“Why do you hang out with us? We’re losers!”
For a few months in the mid-2000s, I volunteered at a therapeutic home for young teens recently released from juvenile hall. I visited the facility twice a week for several months to lead a filmmaking workshop, working with selected participants to write and create a half-hour-long video ghost story.
Boys took turns directing, shooting video, acting, operating the microphone boom, and editing. As a group, they wrote the script and improvised the dialogue. Despite their outwardly confident demeanor, most had severe problems with self-esteem and were terrified to try something that tested them, like directing other kids or simply holding the video camera. The possibility of taking on responsibilities that tested them in front of the team made them more hesitant to take on the challenge.
Midway through the process, as they began to work together and trust that I was there for the right reasons, one boy turned to me and asked incredulously, “Why do you hang out with us? We’re losers!” At first, I was startled by the question, but I finally told him, “If you were losers, we couldn’t make this movie, could we?”
Is the book about Rich?
Self-esteem and self-confidence are at the heart of “Getting What I Deserve.” I’ve been asked if this is based on my personal experience. Some readers have felt so personally invested in the story that they’re sympathetic to Charlie and resentful of Mark.
I would never describe myself as having been bullied—certainly not to the extent that Charlie endured. I experienced some bullying incidents and experiences, but I never felt as if I was isolated and friendless. From my adult perspective, I was more typical than I imagined at the time. A bit quirky, perhaps, and not conflict-free, but not the kid that everyone would gang up on. When I heard about or witnessed bullying, I was terrified that it would happen to me.
But I wasn’t a hero, either. For a time, fear kept me from stepping forward to defend bullied kids, thinking that if I put myself on the line, things might go wrong—a belief I can see today was largely unfounded. I sometimes befriended loners, but I also betrayed someone’s trust for no other reason than to insulate myself from perceived bullying. It wasn’t one of my proudest moments. Years later, to his credit, he confronted me and told me what a horrible person I’d been to him.

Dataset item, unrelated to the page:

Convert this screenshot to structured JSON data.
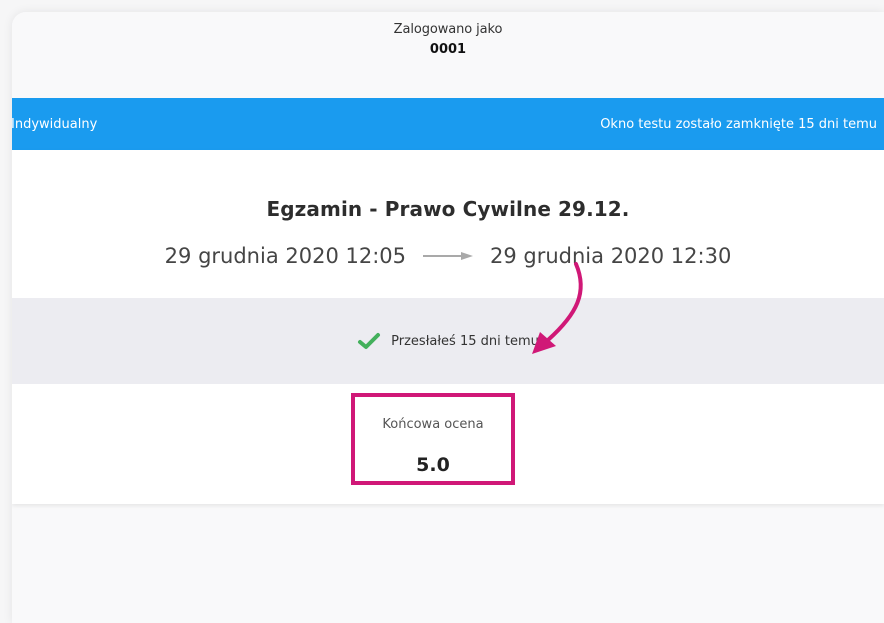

I also struggled with toxic friendships. Friendships evolve and change when you’re a teenager. Sometimes, friends inexplicably become enemies. For a while, it’s hard to know who’s a friend and who isn’t. And it’s hard to understand why. As children, we believe that the world revolves around us. As teenagers, we want to believe the world revolves around us. As adults, we (usually) realize that the world doesn’t revolve around us and that hostility from another individual has more to do with their personal issues than the situation at hand. Charlie realizes that Mark’s bullying behavior isn’t about him at all—it’s about Mark’s parents.
So, Who is Charlie?
Charlie’s story isn’t biographical or even semi-biographical. It’s an interpretation of experiences and observations I had while growing up as I navigated friendships and slowly developed a healthy sense of self. I hope that young readers realize that once you believe in yourself and understand who you are, it doesn’t matter what people think of you.
The title of “Getting What I Deserve” represents Charlie’s growth from an awkward boy wholly convinced that his immaturity and awkwardness somehow made him deserving of abuse to a boy who realizes that he deserves to be treated with respect and shouldn’t accept anything less.